Battle lines get drawn whenever police misconduct is brought up, but, as Oliver noted, battle lines are already in place on the streets, homes, and cribs of America, and it’s a war being fought on wildly disproportionate terms. Look, it’s no Chicagoan’s fault if their all-white neighborhoods are called things like “Museum Campus” and “Magnificent Mile,” but, as Oliver points out, when Chicago PD raids target other, predominantly Black and Latino communities of your neighbors almost exclusively with dangerous, often deadly force, well, you have to examine your privilege. And your luck.
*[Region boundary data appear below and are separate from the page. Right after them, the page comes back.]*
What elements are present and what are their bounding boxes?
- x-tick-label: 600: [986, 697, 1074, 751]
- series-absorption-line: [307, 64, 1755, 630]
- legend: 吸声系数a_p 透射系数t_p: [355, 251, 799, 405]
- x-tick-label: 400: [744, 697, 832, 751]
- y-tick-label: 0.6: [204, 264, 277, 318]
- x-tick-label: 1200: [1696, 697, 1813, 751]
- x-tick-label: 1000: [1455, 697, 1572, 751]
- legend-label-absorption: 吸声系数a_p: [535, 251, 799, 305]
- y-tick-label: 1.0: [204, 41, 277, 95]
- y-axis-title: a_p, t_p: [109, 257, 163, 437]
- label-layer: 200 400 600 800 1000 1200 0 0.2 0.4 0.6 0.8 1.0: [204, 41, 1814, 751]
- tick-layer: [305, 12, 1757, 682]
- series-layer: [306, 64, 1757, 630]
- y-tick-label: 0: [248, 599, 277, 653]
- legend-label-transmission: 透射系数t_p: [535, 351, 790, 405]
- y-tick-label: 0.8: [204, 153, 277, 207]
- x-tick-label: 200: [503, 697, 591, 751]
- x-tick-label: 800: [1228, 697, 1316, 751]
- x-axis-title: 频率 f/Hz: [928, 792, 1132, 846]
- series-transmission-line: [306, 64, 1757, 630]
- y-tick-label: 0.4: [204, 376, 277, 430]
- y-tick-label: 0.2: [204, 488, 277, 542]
So that’s what Oliver did in a particularly harrowing extended segment on Sunday. (Again, lots and lots of night vision footage of terrified children and burly law enforcement officers pointing assault rifles.) Oliver, as is his way, broke down the issues in how warrants are granted (disproportionately according to race), how probable cause is vetted by judges (hardly at all), how gung-ho militarized American policing has become (basically a 1980s Cannon Films action movie level), and what consequences are doled out to cops who terrorize, injure, or even kill completely innocent people in botched raids (c’mon). Oliver did some of his own outraged shouting at the cops after showing one such raid where a kitted out tactical team bumbled their way through a quiet rural neighborhood, got lost, passed by the house they were looking for, fired off various ordinance seemingly at random, and finally broke down the door of the wrong house. (The elderly Black man who lived there survived, thankfully, despite his heart ailments being just the sort of thing that don’t respond well to armed paramilitary forces smashing through your home.)
As to solutions, Oliver had a few, but police—and those people who slapped color-coded Punisher stickers on their cars in response to Black Lives Matter protests against exactly this kind of racially biased police violence—aren’t going to like it. Maybe, crazily, shift the balance between conflict resolution training and the sort of gorily elaborate “action movie cosplay” he shows one department receiving. (There’s a whole fake cult compound set, complete with ritualized baby-murdering station and everything.) But, most importantly, what about simply stopping drug raids, which are the tactics most high-risk, least-motivated (confidential informants lie, a lot), and most likely to leave a civilian or police officer dead. After all, Oliver quoted the former head of the National Tactical Officers Association said exactly that. But then all those military grade toys American police departments have purchased or straight-up been given in the farcically biased and wrong-headed “war on drugs” wouldn’t get played with so often.